I have been experimenting with computer Morse decode software, both with an aim of helping me on air and also for use in demonstration. I will be helping at a Scout camp in a week’s time and could set up an amateur station there.
This lunch time I experimented with CW Skimmer on Windows and XDeMorse on Linux. Both seemed to have potential. I tested CW Skimmer on air and XDeMorse using G4Fon.
I was pleased that I could hear the characters better than either program. My CW learning journey is coming on. I just need to turn this into recognising words reliably! Both programs have potential. CW Skimmer gave issues, but I’d like to try XDeMorse on air!
CW Skimmer was run on a Thinkpad laptop. Audio was fed from the KX3’s IQ output through an old Zoom H1 acting as USB interface. Sample rate was 48kS/s.
CW skimmer was able to copy reasonably well. Where it failed, I was able to copy the missing characters and work out what was sent. Unfortunately I was not able to get either the IQ Audio option working (failed to load Object error) or the CAT control working. As soon as I connected the CAT cable I saw a lot of interference, whether through the Zoom or the CAT USB I don’t know?
I had great difficulty finding the signal that the radio was receiving in CW Skimmer’s display. Maybe I’d have been better using it in “3k Radio” mode so that it shows only the audio from the radio. It will take some work to understand how to use the interface to navigate the huge input bandwidth it is processing.
I experimented with XDeMorse on the old Acer Aspire One. This is an Intel Atom single core machine, now quite old. It runs Lubuntu and the TucNak logging program. I had to download and install XDeMorse latest from Debian because the version shipped with Lubuntu will not start.
Copy was impressive, even when signal strength and noise strength were set the same. The only things that really upset it were:
- Enabling both Straight Key and Random Weighting at the same time.
- Enabling the QRM function which mixes in a lot of random Morse background noise.
XDeMorse works with the receive audio from the radio, rather than the wide IQ signal. This does mean that making sure it is copying what the radio is listening to is easy. I’d use the KX3’s filters to isolate the sone signal of interest. I could also try it with the MTR3B which has a fixed filter.
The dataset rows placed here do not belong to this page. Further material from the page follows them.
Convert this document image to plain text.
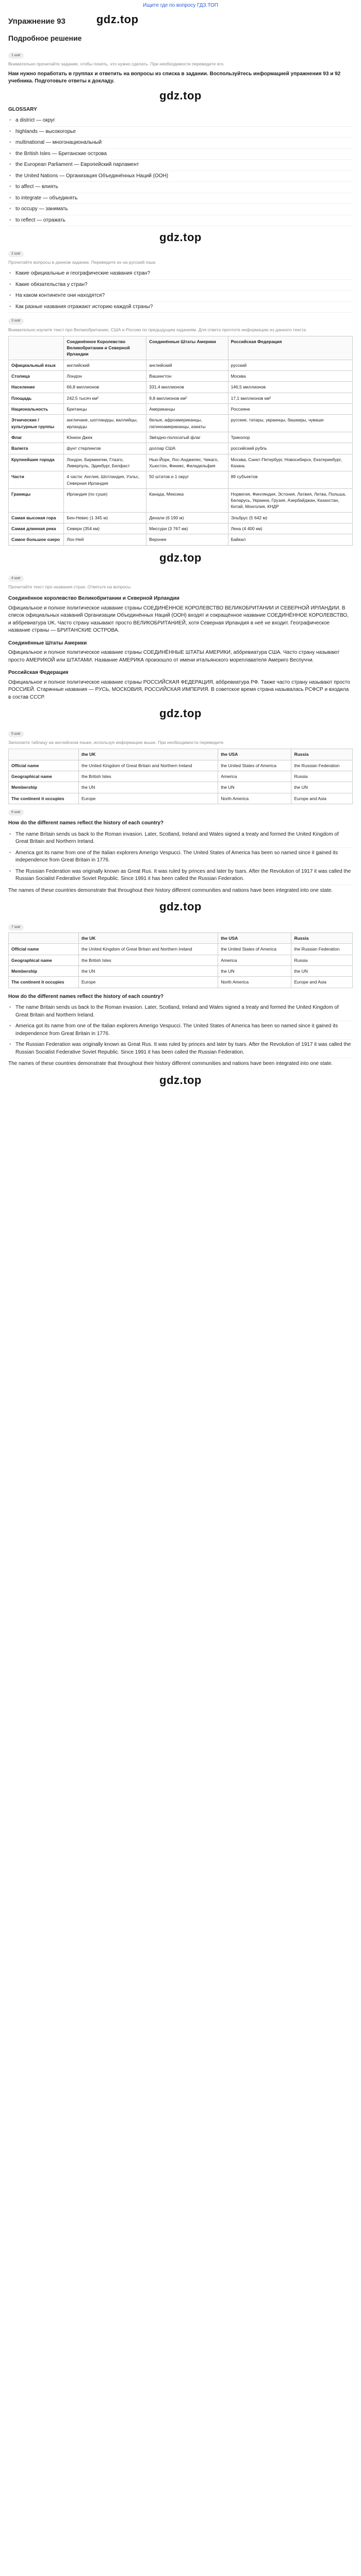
Ищите где по вопросу ГДЗ.ТОП
Упражнение 93	gdz.top
Подробное решение
1 шаг

Внимательно прочитайте задание, чтобы понять, что нужно сделать. При необходимости переведите его.

Нам нужно поработать в группах и ответить на вопросы из списка в задании. Воспользуйтесь информацией упражнения 93 и 92 учебника. Подготовьте ответы к докладу.

gdz.top
GLOSSARY
• a district — округ
• highlands — высокогорье
• multinational — многонациональный
• the British Isles — Британские острова
• the European Parliament — Европейский парламент
• the United Nations — Организация Объединённых Наций (ООН)
• to affect — влиять
• to integrate — объединять
• to occupy — занимать
• to reflect — отражать
gdz.top
2 шаг

Прочитайте вопросы в данном задании. Переведите их на русский язык.

• Какие официальные и географические названия стран?
• Какие обязательства у стран?
• На каком континенте они находятся?
• Как разные названия отражают историю каждой страны?
3 шаг

Внимательно изучите текст про Великобританию, США и Россию по предыдущим заданиям. Для ответа прочтите информацию из данного текста.

	Соединённое Королевство Великобритании и Северной Ирландии	Соединённые Штаты Америки	Российская Федерация
Официальный язык	английский	английский	русский
Столица	Лондон	Вашингтон	Москва
Население	66,8 миллионов	331,4 миллионов	146,5 миллионов
Площадь	242,5 тысяч км²	9,8 миллионов км²	17,1 миллионов км²
Национальность	Британцы	Американцы	Россияне
Этнические / культурные группы	англичане, шотландцы, валлийцы, ирландцы	белые, афроамериканцы, латиноамериканцы, азиаты	русские, татары, украинцы, башкиры, чуваши
Флаг	Юнион Джек	Звёздно-полосатый флаг	Триколор
Валюта	фунт стерлингов	доллар США	российский рубль
Крупнейшие города	Лондон, Бирмингем, Глазго, Ливерпуль, Эдинбург, Белфаст	Нью-Йорк, Лос-Анджелес, Чикаго, Хьюстон, Финикс, Филадельфия	Москва, Санкт-Петербург, Новосибирск, Екатеринбург, Казань
Части	4 части: Англия, Шотландия, Уэльс, Северная Ирландия	50 штатов и 1 округ	89 субъектов
Границы	Ирландия (по суше)	Канада, Мексика	Норвегия, Финляндия, Эстония, Латвия, Литва, Польша, Беларусь, Украина, Грузия, Азербайджан, Казахстан, Китай, Монголия, КНДР
Самая высокая гора	Бен-Невис (1 345 м)	Денали (6 190 м)	Эльбрус (5 642 м)
Самая длинная река	Северн (354 км)	Миссури (3 767 км)	Лена (4 400 км)
Самое большое озеро	Лох-Ней	Верхнее	Байкал
gdz.top
4 шаг

Прочитайте текст про названия стран. Ответьте на вопросы.

Соединённое королевство Великобритании и Северной Ирландии

Официальное и полное политическое название страны СОЕДИНЁННОЕ КОРОЛЕВСТВО ВЕЛИКОБРИТАНИИ И СЕВЕРНОЙ ИРЛАНДИИ. В список официальных названий Организации Объединённых Наций (ООН) входят и сокращённое название СОЕДИНЁННОЕ КОРОЛЕВСТВО, и аббревиатура UK. Часто страну называют просто ВЕЛИКОБРИТАНИЕЙ, хотя Северная Ирландия в неё не входит. Географическое название страны — БРИТАНСКИЕ ОСТРОВА.

Соединённые Штаты Америки

Официальное и полное политическое название страны СОЕДИНЁННЫЕ ШТАТЫ АМЕРИКИ, аббревиатура США. Часто страну называют просто АМЕРИКОЙ или ШТАТАМИ. Название АМЕРИКА произошло от имени итальянского мореплавателя Америго Веспуччи.

Российская Федерация

Официальное и полное политическое название страны РОССИЙСКАЯ ФЕДЕРАЦИЯ, аббревиатура РФ. Также часто страну называют просто РОССИЕЙ. Старинные названия — РУСЬ, МОСКОВИЯ, РОССИЙСКАЯ ИМПЕРИЯ. В советское время страна называлась РСФСР и входила в состав СССР.

gdz.top
5 шаг

Заполните таблицу на английском языке, используя информацию выше. При необходимости переведите.

	the UK	the USA	Russia
Official name	the United Kingdom of Great Britain and Northern Ireland	the United States of America	the Russian Federation
Geographical name	the British Isles	America	Russia
Membership	the UN	the UN	the UN
The continent it occupies	Europe	North America	Europe and Asia
6 шаг

How do the different names reflect the history of each country?

• The name Britain sends us back to the Roman invasion. Later, Scotland, Ireland and Wales signed a treaty and formed the United Kingdom of Great Britain and Northern Ireland.
• America got its name from one of the Italian explorers Amerigo Vespucci. The United States of America has been so named since it gained its independence from Great Britain in 1776.
• The Russian Federation was originally known as Great Rus. It was ruled by princes and later by tsars. After the Revolution of 1917 it was called the Russian Socialist Federative Soviet Republic. Since 1991 it has been called the Russian Federation.

The names of these countries demonstrate that throughout their history different communities and nations have been integrated into one state.

gdz.top
7 шаг
	the UK	the USA	Russia
Official name	the United Kingdom of Great Britain and Northern Ireland	the United States of America	the Russian Federation
Geographical name	the British Isles	America	Russia
Membership	the UN	the UN	the UN
The continent it occupies	Europe	North America	Europe and Asia

How do the different names reflect the history of each country?

• The name Britain sends us back to the Roman invasion. Later, Scotland, Ireland and Wales signed a treaty and formed the United Kingdom of Great Britain and Northern Ireland.
• America got its name from one of the Italian explorers Amerigo Vespucci. The United States of America has been so named since it gained its independence from Great Britain in 1776.
• The Russian Federation was originally known as Great Rus. It was ruled by princes and later by tsars. After the Revolution of 1917 it was called the Russian Socialist Federative Soviet Republic. Since 1991 it has been called the Russian Federation.

The names of these countries demonstrate that throughout their history different communities and nations have been integrated into one state.

gdz.top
CPU load was surprisingly low according to the top program, though the machine did start to become warm and battery life estimate dropped while it was running. I look forward to trying this program on air. The Aspire One is a lot more portable than the Thinkpad and a bit less nickable on Scout camp.
1 thought on “Experiments with Computer Assisted CW”
I wonder if part of the problem was that the KX3 receives on lower sideband. Although I’d told CW Skimmer the side tone frequency was 700Hz, I needed to tell it to look at -700Hz.
I couldn’t work out what the control in the top right did.